Figure 6. wnk8 mutant expression and phenotypes

(A) Glucose signaling as reported by gene expression analysis in wnk mutants. Dose-dependent TBL26 expression in Col-0, rgs1-2 or wnk8-2/wnk10-1. 7-day old seedlings were starved for 2 days and then treated with various concentration of D-glucose for 3 h. TBL26 transcript levels were normalized with that of Col-0 without D-glucose stimulation. Data shows mean ± S.D. (n = 3) from a representative experiment. (B) Time course of TBL26 expression and the reset timing. Seedlings were starved for 2 days and either stimulated with 6% D-glucose for 5 h or not (by moving to ½ X MS media lacking sugars). TBL26 expressions at each time period were normalized with the expression without D-glucose stimulation. Data shows mean ± S.D. (n = 3) from a representative experiment. (C, D, E) Physiological sugar-related phenotype of wnk and rgs1 mutants. Vernalized seeds of wild type col-0 or the indicated mutants were grown on ½ X MS plates containing 0%, 3%, 4%, 5% and 6% D-glucose at 23° C under continuous light (50 µmol s⁻¹ m⁻²) for 10 days. The average number of seedlings having green cotyledons were determined and presented with SEM. The histogram in C provides the average plus SEM of 0% glucose (black) or 6% D-glucose (gray). Error bars = SEM. Pairwise Student’s t test was used to compare values to the Col-0. *, P < 0.05; **, P < 0.01. “35S::” represents a constitutive promoter from the Cauliflower Mosaic virus used here for ectopic overexpression of the indicated open reading frame. n (the number of independent experiments) = 2 for 0%, 4 for 6% or 3 for the other concentration of D-glucose.

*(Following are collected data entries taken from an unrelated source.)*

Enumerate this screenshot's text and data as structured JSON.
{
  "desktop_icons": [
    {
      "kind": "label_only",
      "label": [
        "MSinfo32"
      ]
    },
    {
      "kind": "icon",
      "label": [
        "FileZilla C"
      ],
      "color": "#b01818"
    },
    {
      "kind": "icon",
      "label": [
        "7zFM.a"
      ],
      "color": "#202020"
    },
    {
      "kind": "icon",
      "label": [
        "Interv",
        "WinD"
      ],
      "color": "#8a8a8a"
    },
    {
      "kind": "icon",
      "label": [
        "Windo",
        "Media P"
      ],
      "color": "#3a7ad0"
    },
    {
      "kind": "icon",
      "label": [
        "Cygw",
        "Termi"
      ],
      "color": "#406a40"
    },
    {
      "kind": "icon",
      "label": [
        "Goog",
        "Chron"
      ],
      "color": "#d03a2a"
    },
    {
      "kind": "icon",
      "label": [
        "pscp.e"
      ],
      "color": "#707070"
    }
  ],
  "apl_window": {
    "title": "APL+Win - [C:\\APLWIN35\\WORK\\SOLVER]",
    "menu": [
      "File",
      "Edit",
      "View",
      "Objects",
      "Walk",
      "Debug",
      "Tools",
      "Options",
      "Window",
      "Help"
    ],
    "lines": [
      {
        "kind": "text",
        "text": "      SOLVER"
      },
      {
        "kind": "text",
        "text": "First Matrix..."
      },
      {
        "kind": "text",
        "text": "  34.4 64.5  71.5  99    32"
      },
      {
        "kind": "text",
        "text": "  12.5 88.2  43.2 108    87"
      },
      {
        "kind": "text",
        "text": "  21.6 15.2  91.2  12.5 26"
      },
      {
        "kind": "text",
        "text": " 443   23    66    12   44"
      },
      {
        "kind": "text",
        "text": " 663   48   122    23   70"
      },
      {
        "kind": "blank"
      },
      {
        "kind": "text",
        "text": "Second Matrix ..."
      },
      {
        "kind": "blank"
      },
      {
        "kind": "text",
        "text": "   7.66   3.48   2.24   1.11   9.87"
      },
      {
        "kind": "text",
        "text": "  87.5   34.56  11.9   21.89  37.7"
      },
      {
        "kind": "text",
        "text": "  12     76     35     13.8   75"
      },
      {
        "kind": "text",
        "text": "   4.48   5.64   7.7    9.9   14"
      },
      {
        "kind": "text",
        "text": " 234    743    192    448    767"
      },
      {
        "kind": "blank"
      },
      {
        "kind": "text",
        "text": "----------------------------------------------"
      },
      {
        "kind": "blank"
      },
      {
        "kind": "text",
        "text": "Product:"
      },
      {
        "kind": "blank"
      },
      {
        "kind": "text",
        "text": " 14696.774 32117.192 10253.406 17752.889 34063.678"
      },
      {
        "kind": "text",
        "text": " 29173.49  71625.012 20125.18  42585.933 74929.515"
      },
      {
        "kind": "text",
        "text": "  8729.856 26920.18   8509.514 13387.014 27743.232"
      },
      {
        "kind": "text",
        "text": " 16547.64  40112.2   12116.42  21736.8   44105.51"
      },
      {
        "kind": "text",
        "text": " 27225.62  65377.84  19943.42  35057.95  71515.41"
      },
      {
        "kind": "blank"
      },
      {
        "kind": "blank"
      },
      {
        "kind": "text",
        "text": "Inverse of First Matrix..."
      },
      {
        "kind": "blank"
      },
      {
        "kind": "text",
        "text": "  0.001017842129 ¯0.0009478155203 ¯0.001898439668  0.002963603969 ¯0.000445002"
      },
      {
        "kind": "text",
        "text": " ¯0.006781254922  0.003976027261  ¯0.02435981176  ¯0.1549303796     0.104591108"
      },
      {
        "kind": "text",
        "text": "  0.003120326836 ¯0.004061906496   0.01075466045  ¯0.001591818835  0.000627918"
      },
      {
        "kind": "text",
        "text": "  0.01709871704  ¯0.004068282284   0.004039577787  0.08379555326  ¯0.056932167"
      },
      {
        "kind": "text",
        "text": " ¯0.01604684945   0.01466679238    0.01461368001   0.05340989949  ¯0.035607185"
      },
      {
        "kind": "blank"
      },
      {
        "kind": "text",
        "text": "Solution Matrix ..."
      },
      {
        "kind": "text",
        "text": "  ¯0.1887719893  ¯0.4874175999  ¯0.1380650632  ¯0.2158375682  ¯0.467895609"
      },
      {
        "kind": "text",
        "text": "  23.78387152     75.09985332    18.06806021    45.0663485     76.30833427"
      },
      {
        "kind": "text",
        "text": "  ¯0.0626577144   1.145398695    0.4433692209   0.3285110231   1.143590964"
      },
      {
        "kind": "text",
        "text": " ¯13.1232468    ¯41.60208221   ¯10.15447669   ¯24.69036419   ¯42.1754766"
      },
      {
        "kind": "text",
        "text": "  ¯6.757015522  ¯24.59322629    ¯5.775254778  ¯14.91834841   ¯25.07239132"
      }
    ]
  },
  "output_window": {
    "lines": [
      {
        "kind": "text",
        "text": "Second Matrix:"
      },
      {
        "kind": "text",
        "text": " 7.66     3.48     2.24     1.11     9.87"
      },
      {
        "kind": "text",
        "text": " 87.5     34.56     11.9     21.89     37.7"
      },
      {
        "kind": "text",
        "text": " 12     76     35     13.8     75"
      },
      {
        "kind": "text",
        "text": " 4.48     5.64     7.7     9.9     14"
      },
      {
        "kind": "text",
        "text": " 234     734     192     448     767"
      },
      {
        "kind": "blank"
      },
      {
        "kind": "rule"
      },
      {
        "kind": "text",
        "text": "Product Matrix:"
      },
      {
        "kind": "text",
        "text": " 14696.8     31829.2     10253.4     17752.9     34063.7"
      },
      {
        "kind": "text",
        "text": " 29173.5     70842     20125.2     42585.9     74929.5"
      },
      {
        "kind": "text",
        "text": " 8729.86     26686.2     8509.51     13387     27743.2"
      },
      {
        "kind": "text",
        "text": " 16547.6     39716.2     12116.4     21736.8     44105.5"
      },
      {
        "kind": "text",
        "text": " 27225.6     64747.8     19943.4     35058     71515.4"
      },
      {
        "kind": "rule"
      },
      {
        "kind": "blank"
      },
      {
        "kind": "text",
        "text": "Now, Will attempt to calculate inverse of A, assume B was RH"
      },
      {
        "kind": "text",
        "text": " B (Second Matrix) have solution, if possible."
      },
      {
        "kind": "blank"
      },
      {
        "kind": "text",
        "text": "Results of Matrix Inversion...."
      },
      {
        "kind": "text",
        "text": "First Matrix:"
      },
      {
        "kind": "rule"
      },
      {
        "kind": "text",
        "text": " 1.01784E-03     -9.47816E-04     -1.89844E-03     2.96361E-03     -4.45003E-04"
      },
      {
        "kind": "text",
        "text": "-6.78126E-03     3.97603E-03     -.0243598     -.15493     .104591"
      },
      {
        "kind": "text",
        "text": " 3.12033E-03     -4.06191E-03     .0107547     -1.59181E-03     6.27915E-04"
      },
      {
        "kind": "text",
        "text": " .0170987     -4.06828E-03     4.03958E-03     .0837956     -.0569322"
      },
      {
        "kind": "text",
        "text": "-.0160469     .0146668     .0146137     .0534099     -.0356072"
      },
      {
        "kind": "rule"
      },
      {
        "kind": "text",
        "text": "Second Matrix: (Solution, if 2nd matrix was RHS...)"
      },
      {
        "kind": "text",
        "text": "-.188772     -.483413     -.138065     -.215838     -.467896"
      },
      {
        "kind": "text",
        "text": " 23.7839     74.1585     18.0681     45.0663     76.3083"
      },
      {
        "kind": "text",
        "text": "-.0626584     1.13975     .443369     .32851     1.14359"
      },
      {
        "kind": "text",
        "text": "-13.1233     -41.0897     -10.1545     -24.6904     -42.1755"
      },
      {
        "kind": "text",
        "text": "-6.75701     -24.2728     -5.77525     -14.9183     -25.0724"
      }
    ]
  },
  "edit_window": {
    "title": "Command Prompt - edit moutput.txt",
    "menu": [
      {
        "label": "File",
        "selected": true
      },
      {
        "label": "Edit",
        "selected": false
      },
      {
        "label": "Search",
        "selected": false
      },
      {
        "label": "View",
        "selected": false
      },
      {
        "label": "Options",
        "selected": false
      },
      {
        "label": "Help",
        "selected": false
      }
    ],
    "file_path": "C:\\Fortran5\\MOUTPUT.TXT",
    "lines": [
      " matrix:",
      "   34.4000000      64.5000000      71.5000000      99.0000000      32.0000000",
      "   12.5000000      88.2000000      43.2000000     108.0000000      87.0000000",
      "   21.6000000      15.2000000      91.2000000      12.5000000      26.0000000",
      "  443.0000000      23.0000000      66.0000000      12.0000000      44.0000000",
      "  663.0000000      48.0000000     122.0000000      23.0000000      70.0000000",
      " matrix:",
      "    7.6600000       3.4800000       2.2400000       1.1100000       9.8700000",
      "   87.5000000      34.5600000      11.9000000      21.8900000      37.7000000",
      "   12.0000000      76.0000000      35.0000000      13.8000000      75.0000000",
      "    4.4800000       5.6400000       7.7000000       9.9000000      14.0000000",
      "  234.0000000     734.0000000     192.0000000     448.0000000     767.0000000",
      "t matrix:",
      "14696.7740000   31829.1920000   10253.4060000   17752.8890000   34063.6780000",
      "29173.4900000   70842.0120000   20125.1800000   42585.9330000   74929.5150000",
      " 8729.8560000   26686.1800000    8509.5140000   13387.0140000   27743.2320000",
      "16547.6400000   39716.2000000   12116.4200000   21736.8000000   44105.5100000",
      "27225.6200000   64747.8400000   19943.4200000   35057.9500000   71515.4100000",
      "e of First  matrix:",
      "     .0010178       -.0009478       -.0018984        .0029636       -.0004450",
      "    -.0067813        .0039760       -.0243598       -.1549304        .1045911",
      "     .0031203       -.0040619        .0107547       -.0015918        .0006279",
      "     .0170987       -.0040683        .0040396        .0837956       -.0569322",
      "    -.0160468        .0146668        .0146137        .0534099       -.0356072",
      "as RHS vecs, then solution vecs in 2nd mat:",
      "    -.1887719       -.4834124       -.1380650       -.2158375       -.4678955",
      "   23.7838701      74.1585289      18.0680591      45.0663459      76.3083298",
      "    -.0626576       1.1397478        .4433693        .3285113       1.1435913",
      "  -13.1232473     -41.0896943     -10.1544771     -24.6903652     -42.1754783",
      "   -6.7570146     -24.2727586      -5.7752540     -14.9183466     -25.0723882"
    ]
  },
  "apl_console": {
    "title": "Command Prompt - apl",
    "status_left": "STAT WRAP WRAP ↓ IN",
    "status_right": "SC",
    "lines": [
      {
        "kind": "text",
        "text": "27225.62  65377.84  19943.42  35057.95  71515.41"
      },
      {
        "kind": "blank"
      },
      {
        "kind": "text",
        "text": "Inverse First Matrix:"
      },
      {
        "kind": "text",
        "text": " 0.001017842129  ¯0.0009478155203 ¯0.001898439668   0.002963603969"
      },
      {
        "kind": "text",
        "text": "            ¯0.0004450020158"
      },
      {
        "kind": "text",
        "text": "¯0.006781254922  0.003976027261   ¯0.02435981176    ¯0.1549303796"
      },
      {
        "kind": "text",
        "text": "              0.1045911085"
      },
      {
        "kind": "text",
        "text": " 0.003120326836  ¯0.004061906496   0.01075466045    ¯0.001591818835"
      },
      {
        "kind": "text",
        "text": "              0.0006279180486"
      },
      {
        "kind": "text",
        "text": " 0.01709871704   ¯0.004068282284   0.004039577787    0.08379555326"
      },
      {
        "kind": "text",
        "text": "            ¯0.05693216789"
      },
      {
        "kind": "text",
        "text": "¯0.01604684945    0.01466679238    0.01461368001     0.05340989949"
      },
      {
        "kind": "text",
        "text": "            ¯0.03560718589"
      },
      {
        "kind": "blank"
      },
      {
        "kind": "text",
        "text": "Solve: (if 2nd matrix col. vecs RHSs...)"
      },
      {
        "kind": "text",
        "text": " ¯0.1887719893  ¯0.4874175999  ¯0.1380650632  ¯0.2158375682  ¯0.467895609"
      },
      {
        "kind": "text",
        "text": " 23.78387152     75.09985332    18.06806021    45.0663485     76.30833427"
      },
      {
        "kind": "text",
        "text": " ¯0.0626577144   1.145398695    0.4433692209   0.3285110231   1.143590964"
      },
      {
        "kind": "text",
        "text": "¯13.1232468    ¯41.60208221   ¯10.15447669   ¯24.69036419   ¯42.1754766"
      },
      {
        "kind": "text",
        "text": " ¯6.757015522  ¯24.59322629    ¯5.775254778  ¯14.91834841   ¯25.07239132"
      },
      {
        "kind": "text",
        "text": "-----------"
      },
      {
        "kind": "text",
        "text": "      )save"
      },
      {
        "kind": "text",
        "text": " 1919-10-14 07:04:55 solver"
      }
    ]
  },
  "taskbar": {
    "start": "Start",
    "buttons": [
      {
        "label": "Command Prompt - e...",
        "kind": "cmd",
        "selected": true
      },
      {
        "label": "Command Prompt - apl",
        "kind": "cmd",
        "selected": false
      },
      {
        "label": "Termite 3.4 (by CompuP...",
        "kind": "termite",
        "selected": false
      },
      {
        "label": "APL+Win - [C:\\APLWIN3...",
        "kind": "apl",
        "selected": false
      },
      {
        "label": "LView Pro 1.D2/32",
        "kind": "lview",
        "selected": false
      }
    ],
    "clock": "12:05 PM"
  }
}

Figure 7. Model of sustained G protein activation in Arabidopsis; comparison of activation mechanisms between fast and slow nucleotide exchanging G proteins

(A, D) Rate of guanine nucleotide exchange of human G protein is slower than that of GTP hydrolysis. However, Arabidopsis AtGPA1 rapidly releases GDP, while GTP hydrolysis is slow. (B, E) Based on these intrinsic properties, human G proteins require GPCRs to form the active GTP-bound state. In contrast, AtGPA1 requires a constitutively active 7TM-RGS protein, AtRGS1, to keep the inactive GDP-bound state. Genetic evidence suggests that D-glucose inhibits AtRGS1 to activate the Arabidopsis G protein pathway. (C, F) Many human GPCRs are endocytosed after phosphorylation and subsequent endocytosis causes desensitization of G protein signaling. In Arabidopsis, in the absence of glucose, Gα subunit binding is in equilibrium between the RGS and Gβ dimerization interfaces, both shared on the Gα subunit. Glucose shifts the equilibrium toward the Gα-RGS dimer increasing the time the Gβγ remains free from the heterotrimer. The free Gβγ dimer recruits AtWNK8 to phosphorylate AtRGS1 at its C terminus. Phosphorylation is requisite for AtRGS1 endocytosis. Endocytosis causes uncoupling of AtGPA1 from its inhibitor, AtRGS1 and subsequent sustained activation of G protein signaling.